We now have a date when the New Leaf Solar project will go before Prince Edward’s board of supervisors. The company has notified county staff that its’ appeal is no longer on hold. 

“Last Friday, I was sent an email by the legal counsel from New Leaf Energy,” Prince Edward Planning Director Robert Love told the county planning commission on Tuesday. “That (appeal) will be heard now by the board in April. So we will be advertising for the April board meeting.” 

What is the New Leaf Solar project? 

Now for anyone who’s just joining us, this situation runs back for several months. New Leaf Solar came before the Prince Edward County Planning Board on Thursday, Dec. 19, asking for a special use permit. That request was for a three-megawatt solar energy facility, located at 4122 Old Ridge Road. To put the area in context, it’s about half a mile from the intersection at Prince Edward Highway or U.S. 460. 

The property in question is 104.1 acres. That includes a proposed 24.3 acres for the solar facility and then the rest serving as a type of landscape buffer. As for local use, the company wants to be part of Dominion Energy’s shared solar program, so any Dominion customers in the area could connect to the system. The proposal would generate an estimated $360,000 in tax revenue for Prince Edward County over a 40-year period if approved. Divided up, that comes to $9,000 per year. 

That request for a permit was voted down by the planning commission, partly because New Leaf at the time had not addressed concerns raised by a number of residents. Regardless, that wasn’t the end of the conversation.
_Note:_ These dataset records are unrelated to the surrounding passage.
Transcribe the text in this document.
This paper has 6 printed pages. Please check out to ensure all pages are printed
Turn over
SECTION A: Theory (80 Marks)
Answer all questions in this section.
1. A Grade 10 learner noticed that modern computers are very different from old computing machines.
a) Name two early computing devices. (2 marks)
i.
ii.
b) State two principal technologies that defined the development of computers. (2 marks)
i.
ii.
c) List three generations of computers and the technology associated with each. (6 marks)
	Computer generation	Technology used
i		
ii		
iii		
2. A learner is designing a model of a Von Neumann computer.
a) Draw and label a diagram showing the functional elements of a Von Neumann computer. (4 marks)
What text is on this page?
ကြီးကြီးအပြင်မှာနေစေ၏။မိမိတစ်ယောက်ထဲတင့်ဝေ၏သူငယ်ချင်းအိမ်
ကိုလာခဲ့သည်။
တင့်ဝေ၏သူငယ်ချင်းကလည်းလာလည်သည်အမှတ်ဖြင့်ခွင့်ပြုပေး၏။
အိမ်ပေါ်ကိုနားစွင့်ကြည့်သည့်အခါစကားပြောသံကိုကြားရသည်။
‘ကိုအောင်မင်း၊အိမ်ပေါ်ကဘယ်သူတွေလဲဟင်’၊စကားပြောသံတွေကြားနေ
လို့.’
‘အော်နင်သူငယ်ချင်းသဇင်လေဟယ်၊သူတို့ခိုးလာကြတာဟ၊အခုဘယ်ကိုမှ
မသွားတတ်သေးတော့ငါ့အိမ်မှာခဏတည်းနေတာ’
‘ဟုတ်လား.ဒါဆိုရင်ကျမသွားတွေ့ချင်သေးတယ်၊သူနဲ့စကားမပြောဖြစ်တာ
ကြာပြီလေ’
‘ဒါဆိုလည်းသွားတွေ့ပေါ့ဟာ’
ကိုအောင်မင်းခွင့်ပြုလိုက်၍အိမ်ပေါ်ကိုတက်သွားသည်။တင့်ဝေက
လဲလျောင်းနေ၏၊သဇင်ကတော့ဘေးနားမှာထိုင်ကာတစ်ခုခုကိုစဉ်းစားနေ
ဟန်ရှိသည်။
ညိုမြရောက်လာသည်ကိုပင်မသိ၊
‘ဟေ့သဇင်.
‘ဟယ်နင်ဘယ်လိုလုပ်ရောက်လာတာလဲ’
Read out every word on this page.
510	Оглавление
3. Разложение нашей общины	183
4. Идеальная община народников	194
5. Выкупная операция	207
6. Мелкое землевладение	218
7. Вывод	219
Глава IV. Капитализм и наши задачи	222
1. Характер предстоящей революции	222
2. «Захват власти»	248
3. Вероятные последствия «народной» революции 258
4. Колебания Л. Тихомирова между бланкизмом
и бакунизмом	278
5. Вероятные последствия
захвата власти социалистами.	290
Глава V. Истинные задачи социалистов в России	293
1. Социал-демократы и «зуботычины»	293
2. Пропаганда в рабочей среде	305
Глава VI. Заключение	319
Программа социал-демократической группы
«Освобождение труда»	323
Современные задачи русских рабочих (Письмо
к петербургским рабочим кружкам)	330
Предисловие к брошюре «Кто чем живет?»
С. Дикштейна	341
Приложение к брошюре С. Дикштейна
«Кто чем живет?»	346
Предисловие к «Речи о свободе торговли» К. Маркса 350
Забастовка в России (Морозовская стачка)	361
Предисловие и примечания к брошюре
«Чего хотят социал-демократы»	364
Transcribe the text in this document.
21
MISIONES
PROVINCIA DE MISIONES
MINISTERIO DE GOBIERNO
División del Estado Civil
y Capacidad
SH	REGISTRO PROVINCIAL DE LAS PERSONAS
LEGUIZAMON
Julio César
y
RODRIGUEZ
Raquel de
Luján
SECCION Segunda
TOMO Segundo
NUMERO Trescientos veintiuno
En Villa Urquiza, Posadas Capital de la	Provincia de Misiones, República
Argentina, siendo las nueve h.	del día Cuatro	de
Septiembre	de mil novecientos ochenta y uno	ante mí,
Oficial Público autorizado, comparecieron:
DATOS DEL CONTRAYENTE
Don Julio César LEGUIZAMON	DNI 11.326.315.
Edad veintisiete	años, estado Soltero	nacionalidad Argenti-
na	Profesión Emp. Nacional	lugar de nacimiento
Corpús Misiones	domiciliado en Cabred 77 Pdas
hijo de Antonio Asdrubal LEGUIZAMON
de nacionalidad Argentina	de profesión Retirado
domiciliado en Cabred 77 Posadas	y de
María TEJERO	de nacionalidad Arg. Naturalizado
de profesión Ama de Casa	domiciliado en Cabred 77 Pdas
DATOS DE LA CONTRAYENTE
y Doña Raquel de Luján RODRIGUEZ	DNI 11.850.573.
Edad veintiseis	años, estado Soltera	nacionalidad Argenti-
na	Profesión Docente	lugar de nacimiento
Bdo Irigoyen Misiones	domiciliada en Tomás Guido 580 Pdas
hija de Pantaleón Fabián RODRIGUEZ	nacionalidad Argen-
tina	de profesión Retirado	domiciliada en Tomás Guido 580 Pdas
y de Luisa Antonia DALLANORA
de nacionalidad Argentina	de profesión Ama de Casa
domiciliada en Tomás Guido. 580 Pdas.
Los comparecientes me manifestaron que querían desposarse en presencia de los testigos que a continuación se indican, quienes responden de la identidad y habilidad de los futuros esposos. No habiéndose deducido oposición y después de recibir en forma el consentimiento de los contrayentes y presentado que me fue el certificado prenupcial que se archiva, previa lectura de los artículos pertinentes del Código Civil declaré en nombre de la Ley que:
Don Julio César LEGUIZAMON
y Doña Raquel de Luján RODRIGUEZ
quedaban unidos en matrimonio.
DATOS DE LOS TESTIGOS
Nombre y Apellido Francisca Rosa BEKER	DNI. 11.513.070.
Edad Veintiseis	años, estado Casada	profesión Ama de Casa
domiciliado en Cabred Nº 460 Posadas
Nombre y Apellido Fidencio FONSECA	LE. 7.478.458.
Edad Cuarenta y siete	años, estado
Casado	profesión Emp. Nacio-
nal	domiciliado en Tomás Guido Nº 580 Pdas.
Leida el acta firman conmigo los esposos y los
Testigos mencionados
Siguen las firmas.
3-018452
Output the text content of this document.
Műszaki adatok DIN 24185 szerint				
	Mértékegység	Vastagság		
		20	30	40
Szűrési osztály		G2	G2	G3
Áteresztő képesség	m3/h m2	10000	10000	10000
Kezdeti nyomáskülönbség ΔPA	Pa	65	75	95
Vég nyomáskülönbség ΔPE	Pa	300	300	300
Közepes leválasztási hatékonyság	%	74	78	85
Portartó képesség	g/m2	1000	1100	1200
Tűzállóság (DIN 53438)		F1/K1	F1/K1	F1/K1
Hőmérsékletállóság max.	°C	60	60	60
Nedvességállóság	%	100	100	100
Despite the unanimous vote not to recommend by the planning commission, it was New Leaf’s right to go before supervisors for a public hearing. 

However, after that Dec. meeting, New Leaf officials reached out to the county and put their request on hold, saying they wanted to try and address the residents’ concerns.

Concerns from residents 

Now if you’ve been reading The Herald recently, you’ve noticed the would-be neighbors of this solar project have made their position on it clear. Plain and simple, they don’t want it. In letter after letter to the editor, each family has stated their case. 

“Our Old Ridge Road neighborhood is not interested in rehashing New Leaf Energy’s solar farm proposal here,” stated one letter from Ralph and Anita Harris. “We have attended two presentations and heard them. They heard us too. Nothing changes the potential risks and our concerns on locating their solar farm in our community of residential homes and close to wetlands.” 

They’re concerned about the impact and potential decrease of property values due to the solar farm; they have questions about what would happen to panels when they have to be replaced. Part of that concern stems from the proposed leasing agreement. The deal would be for 20 years, with options to extend that to 40 years in five-year increments. So on the one hand, there’s no guarantee the lease would reach 40 for that full $360,000 in revenue. Second, the solar panels have a warranty for 25 years. That’s what triggers some of the concern from neighbors, who are worried about possible contamination from panels wearing out.  And some are frustrated because their road already floods when strong storms roll through the area. What will happen when you cut down timber and plants to build a solar farm? Won’t that just make the problem worse? 

“New Leaf is not a member of our community,” wrote Old Ridge resident Steve Wall in a letter to The Herald. “They are not working with residents and landowners because the residents and landowners do not give a tinker’s d*** about any concessions on hunting, etc that they have to offer. We do not want that ridiculous boondoggle in our nest!” 

Technical concern with New Leaf Solar 

New Leaf officials have said they picked this spot on Old Ridge Road because it can connect to the Farmville substation. They also pointed out that unlike some other spots, this one wouldn’t need to be rezoned to put in a solar farm. And also, it had a landowner willing to sell.

It does, however, require a special use permit, because of the area it would be in. This section of land is designated as A-2, agricultural residential, by the county. And while there is a lengthy list of “by-right” land uses available, such as farming, forestry, horse stables and a number of housing options, solar or other energy facilities aren’t included. And so, the company has to request a permit. 

It’s worth noting that this would be the county’s only solar farm in an A-2 area. All of the other applications so far have come in A-1, agricultural, designated areas. 

When will hearing take place? 

As for when that hearing will be? Prince Edward County supervisors will hear from all those involved on Tuesday, April 9, during their 7 p.m. meeting. That’ll take place at in the board’s chambers, located at 111 N. South Street in Farmville.